Rédemption
Le matin était encore frais lorsque Methos sortit prendre l’air. La lumière douce du lever de soleil effleurait la cour du monastère, sans effort ni prétention. Au centre de la cour, il aperçut Darius, debout, immobile, le regard levé vers le ciel comme s’il cherchait quelque chose au-delà du visible.
Le prêtre se retourna lentement en entendant Methos arriver. Ses traits étaient sereins, mais il y avait une profondeur dans son regard, une pensée qui ne l’avait pas quittée depuis la veille.
— Tes paroles d’hier soir m’ont touchées, dit-il d’une voix calme, ses yeux rencontrant ceux de son invité. Elles m’ont donné à réfléchir.
Ce dernier croisa les bras, un sourire vaguement amusé flottant sur ses lèvres.
— Eh bien, ravi d’avoir perturbé ton esprit si bien ordonné, répondit-il, sa voix traînante et ironique.
Darius esquissa un sourire, mais son expression restait marquée par une gravité intérieure.
— Je ne dirais pas que tu l’as perturbé, répondit-il doucement. Plutôt... ébranlé.
Intrigué malgré lui, Methos s’appuya contre un mur, son regard perçant fixé sur Darius.
— Et comment ai-je réussi à ébranler les convictions d’un homme de foi ? murmura-t-il avec une ironie teintée d’un léger étonnement.
Darius inspira profondément, comme s’il cherchait à formuler des pensées complexes.
— Cette idée que mon changement... ma foi, mon pacifisme... que tout cela pourrait ne pas entièrement venir de moi.
Il marqua une pause, fixant un point invisible devant lui.
— J’ai passé une partie de la nuit à y réfléchir. Emrys, son quickening... il a laissé quelque chose en moi, une empreinte. Et je me demande parfois si ce que je suis aujourd’hui n’est pas le prolongement de ce qu’il était.
Methos le laissa parler sans l’interrompre, mais son regard, brillant d’une lueur à la fois curieuse et provocatrice, ne quittait pas Darius.
— Je ne remets pas en question ton honnêteté, Darius, dit-il finalement. Mais ta certitude, ça, c’est autre chose. Ce besoin de réparer, de prêcher la paix... tu es sûr qu’il vient de toi ?
Darius fronça légèrement les sourcils, son regard se perdant à nouveau. Il resta silencieux un moment, ses pensées semblant peser lourd sur ses épaules.
— Je l’ignore, finit-il par avouer. Peut-être qu’Emrys a laissé une... une direction en moi. Une impulsion.
Il leva les yeux vers Methos, cherchant à exprimer l’indicible.
— Mais est-ce que cela change ce que je fais aujourd’hui ?
Le vieil immortel répondit par un sourire en coin, son ton moqueur masquant une curiosité sincère.
— Cela dépend. Tu crois vraiment que prêcher la paix efface ce que tu as fait ? Toutes ces vies, toutes ces souffrances que tu as causées... Tu penses qu’elles trouvent une forme de rédemption dans tes actions actuelles ? Ou est-ce que ça apaise simplement ta propre conscience, et rien de plus ?

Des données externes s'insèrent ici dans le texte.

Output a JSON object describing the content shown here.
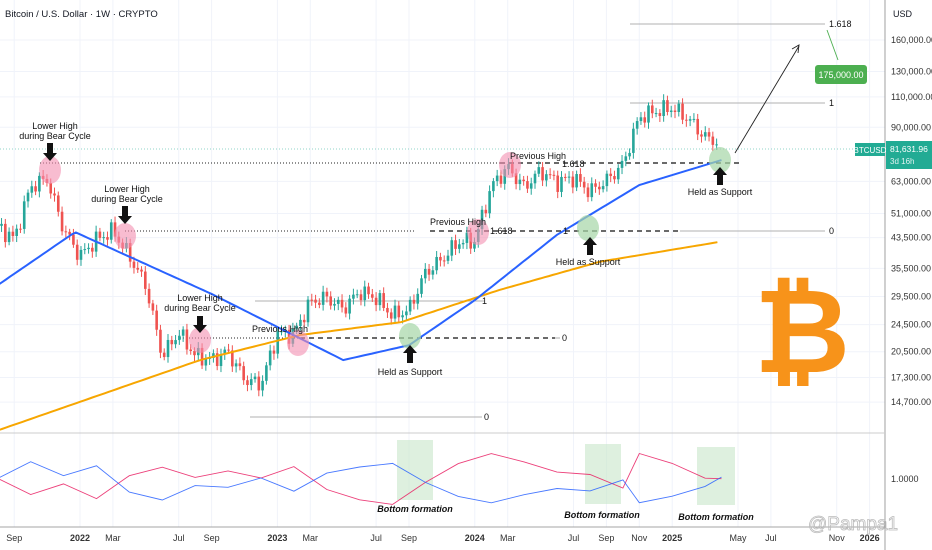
{
  "header": {
    "title": "Bitcoin / U.S. Dollar · 1W · CRYPTO"
  },
  "axis": {
    "currency": "USD",
    "price_ticks": [
      "160,000.00",
      "130,000.00",
      "110,000.00",
      "90,000.00",
      "63,000.00",
      "51,000.00",
      "43,500.00",
      "35,500.00",
      "29,500.00",
      "24,500.00",
      "20,500.00",
      "17,300.00",
      "14,700.00"
    ],
    "price_tick_values": [
      160000,
      130000,
      110000,
      90000,
      63000,
      51000,
      43500,
      35500,
      29500,
      24500,
      20500,
      17300,
      14700
    ],
    "lower_tick": "1.0000",
    "time_ticks": [
      {
        "label": "Sep",
        "m": -4,
        "bold": false
      },
      {
        "label": "2022",
        "m": 0,
        "bold": true
      },
      {
        "label": "Mar",
        "m": 2,
        "bold": false
      },
      {
        "label": "Jul",
        "m": 6,
        "bold": false
      },
      {
        "label": "Sep",
        "m": 8,
        "bold": false
      },
      {
        "label": "2023",
        "m": 12,
        "bold": true
      },
      {
        "label": "Mar",
        "m": 14,
        "bold": false
      },
      {
        "label": "Jul",
        "m": 18,
        "bold": false
      },
      {
        "label": "Sep",
        "m": 20,
        "bold": false
      },
      {
        "label": "2024",
        "m": 24,
        "bold": true
      },
      {
        "label": "Mar",
        "m": 26,
        "bold": false
      },
      {
        "label": "Jul",
        "m": 30,
        "bold": false
      },
      {
        "label": "Sep",
        "m": 32,
        "bold": false
      },
      {
        "label": "Nov",
        "m": 34,
        "bold": false
      },
      {
        "label": "2025",
        "m": 36,
        "bold": true
      },
      {
        "label": "May",
        "m": 40,
        "bold": false
      },
      {
        "label": "Jul",
        "m": 42,
        "bold": false
      },
      {
        "label": "Nov",
        "m": 46,
        "bold": false
      },
      {
        "label": "2026",
        "m": 48,
        "bold": true
      }
    ]
  },
  "price_label": {
    "symbol": "BTCUSD",
    "price": "81,631.96",
    "countdown": "3d 16h"
  },
  "target_label": "175,000.00",
  "annotations": {
    "lower_high_1": "Lower High",
    "lower_high_2": "during Bear Cycle",
    "previous_high": "Previous High",
    "held_support": "Held as Support",
    "bottom_formation": "Bottom formation",
    "fib_1618": "1.618",
    "fib_1": "1",
    "fib_0": "0"
  },
  "watermark": "@Pampa1",
  "colors": {
    "up": "#26a69a",
    "down": "#ef5350",
    "ma50": "#2962ff",
    "ma200": "#f7a600",
    "bitcoin": "#f7931a",
    "teal": "#22ab94",
    "green_label": "#4caf50"
  },
  "chart_data": {
    "type": "candlestick",
    "title": "Bitcoin / U.S. Dollar · 1W · CRYPTO",
    "x_unit": "months since Jan 2022",
    "y_scale": "log",
    "ylim": [
      13000,
      190000
    ],
    "monthly_close": [
      [
        -5,
        47000
      ],
      [
        -4,
        43000
      ],
      [
        -3,
        61000
      ],
      [
        -2,
        64000
      ],
      [
        -1,
        46000
      ],
      [
        0,
        38500
      ],
      [
        1,
        43000
      ],
      [
        2,
        45500
      ],
      [
        3,
        38500
      ],
      [
        4,
        31800
      ],
      [
        5,
        19900
      ],
      [
        6,
        23300
      ],
      [
        7,
        20000
      ],
      [
        8,
        19400
      ],
      [
        9,
        20500
      ],
      [
        10,
        17100
      ],
      [
        11,
        16500
      ],
      [
        12,
        23100
      ],
      [
        13,
        23100
      ],
      [
        14,
        28500
      ],
      [
        15,
        29300
      ],
      [
        16,
        27200
      ],
      [
        17,
        30500
      ],
      [
        18,
        29200
      ],
      [
        19,
        26000
      ],
      [
        20,
        27000
      ],
      [
        21,
        34500
      ],
      [
        22,
        37700
      ],
      [
        23,
        42300
      ],
      [
        24,
        42500
      ],
      [
        25,
        61000
      ],
      [
        26,
        69000
      ],
      [
        27,
        60600
      ],
      [
        28,
        67500
      ],
      [
        29,
        62700
      ],
      [
        30,
        64600
      ],
      [
        31,
        58900
      ],
      [
        32,
        63300
      ],
      [
        33,
        70300
      ],
      [
        34,
        96400
      ],
      [
        35,
        100000
      ],
      [
        36,
        102400
      ],
      [
        37,
        95000
      ],
      [
        38,
        84300
      ],
      [
        38.8,
        81632
      ]
    ],
    "series": [
      {
        "name": "MA 50W",
        "points": [
          [
            -5,
            31800
          ],
          [
            -0.3,
            45100
          ],
          [
            8,
            30000
          ],
          [
            16,
            19400
          ],
          [
            20,
            21400
          ],
          [
            24,
            28800
          ],
          [
            29,
            44300
          ],
          [
            34,
            61500
          ],
          [
            39,
            72500
          ]
        ]
      },
      {
        "name": "MA 200W",
        "points": [
          [
            -5,
            12200
          ],
          [
            7.3,
            19400
          ],
          [
            13.4,
            22900
          ],
          [
            19.5,
            24900
          ],
          [
            25.5,
            30800
          ],
          [
            31.6,
            37100
          ],
          [
            38.9,
            42300
          ]
        ]
      }
    ],
    "lower_pane": {
      "red": [
        [
          -5,
          50
        ],
        [
          -3,
          30
        ],
        [
          -1,
          45
        ],
        [
          1,
          30
        ],
        [
          3,
          60
        ],
        [
          5,
          70
        ],
        [
          7,
          55
        ],
        [
          9,
          60
        ],
        [
          11,
          50
        ],
        [
          13,
          65
        ],
        [
          15,
          40
        ],
        [
          17,
          30
        ],
        [
          19,
          25
        ],
        [
          21,
          50
        ],
        [
          23,
          70
        ],
        [
          25,
          80
        ],
        [
          27,
          70
        ],
        [
          29,
          60
        ],
        [
          31,
          60
        ],
        [
          33,
          45
        ],
        [
          34,
          80
        ],
        [
          36,
          70
        ],
        [
          38,
          55
        ],
        [
          39,
          50
        ]
      ],
      "blue": [
        [
          -5,
          50
        ],
        [
          -3,
          70
        ],
        [
          -1,
          55
        ],
        [
          1,
          70
        ],
        [
          3,
          40
        ],
        [
          5,
          30
        ],
        [
          7,
          45
        ],
        [
          9,
          40
        ],
        [
          11,
          50
        ],
        [
          13,
          35
        ],
        [
          15,
          60
        ],
        [
          17,
          70
        ],
        [
          19,
          75
        ],
        [
          21,
          50
        ],
        [
          23,
          30
        ],
        [
          25,
          20
        ],
        [
          27,
          30
        ],
        [
          29,
          40
        ],
        [
          31,
          40
        ],
        [
          33,
          55
        ],
        [
          34,
          20
        ],
        [
          36,
          30
        ],
        [
          38,
          45
        ],
        [
          39,
          52
        ]
      ]
    },
    "target": 175000
  }
}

Les mots étaient directs, tranchants, mais ils portaient une vérité brute. Darius, loin de s’en offusquer, le regarda avec calme, bien que son regard trahisse une pointe de douleur.
— Peut-être que ça apaise ma conscience, admit-il doucement. Mais est-ce mal ? Je ne peux pas effacer ce que j’ai fait, Laszlo. Tout ce que je peux faire, c’est m’efforcer de créer quelque chose de meilleur.
Methos hocha la tête, réfléchissant à cette réponse. Il s’approcha légèrement, sa posture décontractée contrastant avec l’intensité de ses paroles.
— Alors tu admets que ton chemin compte autant que ta destination. Que tes erreurs font partie de toi, tout autant que tes convictions actuelles.
Darius ferma un instant les yeux, un sourire triste effleurant ses lèvres.
— Tu as raison. Ce que j’étais, ce que j’ai fait, me détermine autant que mes actions présentes. Peut-être même plus. Mais ce sont ces erreurs qui m’ont conduit ici. Et si je dois porter leur poids pour avancer, alors qu’il en soit ainsi.
Un silence tomba entre eux, une pause lourde de réflexions partagées. Methos, d’ordinaire si enclin au sarcasme, semblait troublé par les mots du prêtre.
— Je dois admettre, dit-il finalement avec un soupçon d’hésitation, que ta foi... ta détermination... tout cela est impressionnant.
Darius, surpris par cette concession, tourna son regard vers lui avec une intensité nouvelle.
— Et toi, Laszlo ?
La question sembla heurter Methos, non par sa violence, mais par sa précision. Il releva les yeux vers Darius, l’air sur ses gardes.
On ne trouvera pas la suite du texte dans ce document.